Tag: The Road to Oxiana

I think Robert Byron's The Road to Oxiana would be better read on the ground he covers. The amount of detail about the towns (living and dead) and buildings and monuments he visits is overwhelming when you're reading it with your feet up at home, but it would very likely be amazing if you were standing in front of what's he's describing: "At Hamadan we eschewed the tombs of Esther and Avicennna, but visited the Gumbad-i-Alaviyan, a Seljuk mausoleum of the twelfth century, whose uncoloured stucco panels, puffed and punctured into a riot of vegetable exuberance, are yet as formal and rich as Versailles--perhaps richer considering their economy of means; for when splendour is got by a chisel and a lump of plaster instead of the wealth of the world, it is splendour of design alone." (p.51)

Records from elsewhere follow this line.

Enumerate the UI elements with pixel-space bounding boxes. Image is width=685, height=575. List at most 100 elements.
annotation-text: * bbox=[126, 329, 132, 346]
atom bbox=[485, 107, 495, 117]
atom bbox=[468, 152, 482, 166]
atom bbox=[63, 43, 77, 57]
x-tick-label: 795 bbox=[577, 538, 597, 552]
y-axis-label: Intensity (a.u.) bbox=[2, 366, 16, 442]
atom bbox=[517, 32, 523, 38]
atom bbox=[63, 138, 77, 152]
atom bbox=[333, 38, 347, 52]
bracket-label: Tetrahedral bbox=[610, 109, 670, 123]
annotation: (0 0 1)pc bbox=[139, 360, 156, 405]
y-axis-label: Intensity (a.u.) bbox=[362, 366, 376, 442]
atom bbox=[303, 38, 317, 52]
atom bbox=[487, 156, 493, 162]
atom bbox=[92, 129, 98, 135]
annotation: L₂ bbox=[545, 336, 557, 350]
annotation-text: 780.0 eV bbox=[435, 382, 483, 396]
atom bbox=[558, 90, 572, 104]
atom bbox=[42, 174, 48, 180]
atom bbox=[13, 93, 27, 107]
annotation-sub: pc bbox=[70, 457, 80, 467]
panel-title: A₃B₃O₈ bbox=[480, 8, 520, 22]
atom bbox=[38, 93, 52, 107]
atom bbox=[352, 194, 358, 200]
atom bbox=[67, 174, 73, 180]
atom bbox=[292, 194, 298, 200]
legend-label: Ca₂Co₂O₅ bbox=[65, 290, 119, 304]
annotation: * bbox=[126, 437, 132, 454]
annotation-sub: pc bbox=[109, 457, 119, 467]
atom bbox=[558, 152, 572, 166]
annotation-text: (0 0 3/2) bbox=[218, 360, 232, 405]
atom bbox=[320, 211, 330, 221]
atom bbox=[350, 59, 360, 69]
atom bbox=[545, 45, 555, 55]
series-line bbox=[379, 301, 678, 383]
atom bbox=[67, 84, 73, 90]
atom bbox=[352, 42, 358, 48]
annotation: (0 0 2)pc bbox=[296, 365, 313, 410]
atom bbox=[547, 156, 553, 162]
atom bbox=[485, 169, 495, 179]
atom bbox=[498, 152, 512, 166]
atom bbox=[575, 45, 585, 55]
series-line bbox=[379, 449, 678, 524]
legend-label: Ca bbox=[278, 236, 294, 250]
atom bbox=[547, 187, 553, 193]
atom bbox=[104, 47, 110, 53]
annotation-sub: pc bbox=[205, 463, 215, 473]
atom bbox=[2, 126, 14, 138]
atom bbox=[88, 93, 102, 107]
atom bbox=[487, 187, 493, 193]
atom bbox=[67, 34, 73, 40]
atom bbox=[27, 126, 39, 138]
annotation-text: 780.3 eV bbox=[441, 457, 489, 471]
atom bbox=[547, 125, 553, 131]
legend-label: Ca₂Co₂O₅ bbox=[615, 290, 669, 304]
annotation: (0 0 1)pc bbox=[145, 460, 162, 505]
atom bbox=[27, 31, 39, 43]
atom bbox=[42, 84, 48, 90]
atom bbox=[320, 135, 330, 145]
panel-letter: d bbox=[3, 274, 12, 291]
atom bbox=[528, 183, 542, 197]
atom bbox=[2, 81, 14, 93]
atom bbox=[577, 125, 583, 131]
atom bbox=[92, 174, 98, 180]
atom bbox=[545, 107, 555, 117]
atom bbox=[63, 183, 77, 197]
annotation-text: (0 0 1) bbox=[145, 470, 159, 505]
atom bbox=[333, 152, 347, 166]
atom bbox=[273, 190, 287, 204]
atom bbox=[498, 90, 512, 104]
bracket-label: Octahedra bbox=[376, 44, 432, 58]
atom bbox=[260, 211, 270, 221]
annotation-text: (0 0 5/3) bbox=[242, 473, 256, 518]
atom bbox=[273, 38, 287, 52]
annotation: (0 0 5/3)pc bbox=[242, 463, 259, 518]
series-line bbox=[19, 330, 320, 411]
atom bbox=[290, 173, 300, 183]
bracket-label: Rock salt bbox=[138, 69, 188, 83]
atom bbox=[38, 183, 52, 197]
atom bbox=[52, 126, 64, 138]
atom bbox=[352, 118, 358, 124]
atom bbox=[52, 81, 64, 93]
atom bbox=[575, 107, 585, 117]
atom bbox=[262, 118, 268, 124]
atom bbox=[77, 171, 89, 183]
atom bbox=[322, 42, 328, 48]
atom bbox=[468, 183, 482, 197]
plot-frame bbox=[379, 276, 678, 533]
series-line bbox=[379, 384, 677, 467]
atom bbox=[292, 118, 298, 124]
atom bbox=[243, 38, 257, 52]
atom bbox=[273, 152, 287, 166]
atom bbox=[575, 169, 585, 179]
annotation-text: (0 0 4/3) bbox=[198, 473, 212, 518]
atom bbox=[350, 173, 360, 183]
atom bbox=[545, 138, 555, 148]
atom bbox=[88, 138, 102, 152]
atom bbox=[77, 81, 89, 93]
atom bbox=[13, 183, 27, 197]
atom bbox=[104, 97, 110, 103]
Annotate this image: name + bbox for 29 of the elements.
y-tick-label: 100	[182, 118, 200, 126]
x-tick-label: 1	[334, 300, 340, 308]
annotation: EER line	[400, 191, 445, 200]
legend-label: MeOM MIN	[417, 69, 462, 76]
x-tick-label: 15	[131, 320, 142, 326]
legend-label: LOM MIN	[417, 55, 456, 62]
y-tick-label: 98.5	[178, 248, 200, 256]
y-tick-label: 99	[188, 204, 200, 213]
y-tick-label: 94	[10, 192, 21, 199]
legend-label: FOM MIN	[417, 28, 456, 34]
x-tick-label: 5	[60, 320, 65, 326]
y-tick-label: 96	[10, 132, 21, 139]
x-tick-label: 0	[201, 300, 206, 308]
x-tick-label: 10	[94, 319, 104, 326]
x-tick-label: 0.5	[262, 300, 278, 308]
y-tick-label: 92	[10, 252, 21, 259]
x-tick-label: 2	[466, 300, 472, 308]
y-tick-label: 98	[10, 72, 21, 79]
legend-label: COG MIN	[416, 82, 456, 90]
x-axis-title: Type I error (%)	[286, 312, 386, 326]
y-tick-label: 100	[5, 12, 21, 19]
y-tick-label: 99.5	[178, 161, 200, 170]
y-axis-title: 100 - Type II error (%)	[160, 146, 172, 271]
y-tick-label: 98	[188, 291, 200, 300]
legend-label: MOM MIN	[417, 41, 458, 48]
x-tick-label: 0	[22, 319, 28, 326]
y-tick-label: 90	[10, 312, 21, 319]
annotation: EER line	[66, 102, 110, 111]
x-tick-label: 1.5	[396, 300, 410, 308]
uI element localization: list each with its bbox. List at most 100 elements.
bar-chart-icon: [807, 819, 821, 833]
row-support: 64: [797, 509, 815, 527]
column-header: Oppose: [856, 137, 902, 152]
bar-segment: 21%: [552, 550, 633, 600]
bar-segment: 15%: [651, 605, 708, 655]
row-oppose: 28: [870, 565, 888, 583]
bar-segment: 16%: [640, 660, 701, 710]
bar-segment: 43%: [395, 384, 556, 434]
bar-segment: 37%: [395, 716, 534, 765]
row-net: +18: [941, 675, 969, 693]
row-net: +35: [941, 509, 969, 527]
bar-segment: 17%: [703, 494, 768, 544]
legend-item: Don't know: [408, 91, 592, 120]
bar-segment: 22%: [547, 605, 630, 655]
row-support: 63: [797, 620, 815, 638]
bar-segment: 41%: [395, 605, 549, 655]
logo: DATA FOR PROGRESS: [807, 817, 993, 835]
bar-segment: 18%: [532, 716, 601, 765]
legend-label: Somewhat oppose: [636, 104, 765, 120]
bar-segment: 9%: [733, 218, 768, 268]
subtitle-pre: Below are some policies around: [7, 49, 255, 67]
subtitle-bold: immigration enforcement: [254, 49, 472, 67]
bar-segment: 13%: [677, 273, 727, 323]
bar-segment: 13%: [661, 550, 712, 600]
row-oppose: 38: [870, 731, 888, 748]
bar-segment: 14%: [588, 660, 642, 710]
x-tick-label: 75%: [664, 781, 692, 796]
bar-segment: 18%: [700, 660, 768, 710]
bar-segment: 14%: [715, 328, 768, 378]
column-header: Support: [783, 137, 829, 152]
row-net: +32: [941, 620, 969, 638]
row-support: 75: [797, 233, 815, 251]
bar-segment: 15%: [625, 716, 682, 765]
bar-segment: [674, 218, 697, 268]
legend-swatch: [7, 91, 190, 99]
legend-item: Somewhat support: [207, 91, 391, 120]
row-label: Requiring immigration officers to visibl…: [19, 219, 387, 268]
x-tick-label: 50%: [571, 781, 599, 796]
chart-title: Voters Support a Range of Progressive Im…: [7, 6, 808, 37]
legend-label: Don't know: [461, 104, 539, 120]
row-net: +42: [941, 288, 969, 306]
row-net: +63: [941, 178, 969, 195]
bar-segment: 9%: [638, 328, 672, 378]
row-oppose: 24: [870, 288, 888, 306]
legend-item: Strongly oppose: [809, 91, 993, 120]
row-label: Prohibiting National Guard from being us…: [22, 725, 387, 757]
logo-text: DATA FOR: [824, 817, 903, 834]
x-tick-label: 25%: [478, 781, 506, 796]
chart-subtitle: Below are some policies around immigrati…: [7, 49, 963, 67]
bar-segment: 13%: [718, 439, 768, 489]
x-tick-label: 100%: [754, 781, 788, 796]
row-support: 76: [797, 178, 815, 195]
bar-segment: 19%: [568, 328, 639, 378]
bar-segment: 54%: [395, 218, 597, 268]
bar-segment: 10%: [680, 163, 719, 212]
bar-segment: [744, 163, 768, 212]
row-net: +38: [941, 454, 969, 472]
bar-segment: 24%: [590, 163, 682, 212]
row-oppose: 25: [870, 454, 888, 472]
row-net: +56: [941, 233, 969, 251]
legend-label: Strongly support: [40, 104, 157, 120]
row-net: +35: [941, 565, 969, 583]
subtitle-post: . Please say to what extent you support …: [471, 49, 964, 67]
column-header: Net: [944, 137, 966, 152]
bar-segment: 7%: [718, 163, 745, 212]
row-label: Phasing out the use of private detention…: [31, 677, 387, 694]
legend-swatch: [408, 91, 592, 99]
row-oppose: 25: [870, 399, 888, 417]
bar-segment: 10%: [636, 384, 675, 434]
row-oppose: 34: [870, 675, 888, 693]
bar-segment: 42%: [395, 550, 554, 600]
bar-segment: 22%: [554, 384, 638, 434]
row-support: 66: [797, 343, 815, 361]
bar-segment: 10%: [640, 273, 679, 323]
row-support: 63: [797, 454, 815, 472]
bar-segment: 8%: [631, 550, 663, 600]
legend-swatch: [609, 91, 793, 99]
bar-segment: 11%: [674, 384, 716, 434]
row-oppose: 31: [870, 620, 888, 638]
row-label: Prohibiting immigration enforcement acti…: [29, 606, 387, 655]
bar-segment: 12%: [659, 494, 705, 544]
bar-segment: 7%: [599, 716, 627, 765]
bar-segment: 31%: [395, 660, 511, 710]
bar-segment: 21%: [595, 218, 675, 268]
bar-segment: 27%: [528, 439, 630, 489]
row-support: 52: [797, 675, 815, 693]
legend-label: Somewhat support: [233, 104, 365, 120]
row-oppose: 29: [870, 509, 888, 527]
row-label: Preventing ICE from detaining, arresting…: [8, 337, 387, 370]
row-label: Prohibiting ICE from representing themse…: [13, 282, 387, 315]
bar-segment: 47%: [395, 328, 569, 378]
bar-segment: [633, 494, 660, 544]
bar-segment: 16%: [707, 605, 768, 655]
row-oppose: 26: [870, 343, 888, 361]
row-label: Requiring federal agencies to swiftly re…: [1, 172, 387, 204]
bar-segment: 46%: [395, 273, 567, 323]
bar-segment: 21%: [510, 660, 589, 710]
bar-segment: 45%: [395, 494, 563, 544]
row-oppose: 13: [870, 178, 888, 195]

I know now that the two major features the Muslims contributed to the world of architecture were the dome and the arcade. He also spends a great deal of time looking at towers with caps that make them look like penises, which gets a little tedious.

But there are sit-up-with-a-jerk historical echoes in the present day, too: "In 1885 the military came to the rescue after all. Russian troops were massing on the north-west frontier of Afghanistan, and the Government of India could not stop them because neither it nor the Afghans knew where the frontier was."(p 92)

And there is also great writing: "No Persian would venture to entertain a single guest, much less give a party, without carpets. When dancing began, the floor rose like an angry sea, and not until several couples had been wrecked were nails employed to quiet the woolen breakers."(p 173)

There is a new preface by Rory Stewart, who wrote The Places in Between and was responsible for bringing this book back into print, and an introduction by the fabulous Paul Fussell (I strongly recommend his Thank God for the Atom Bomb).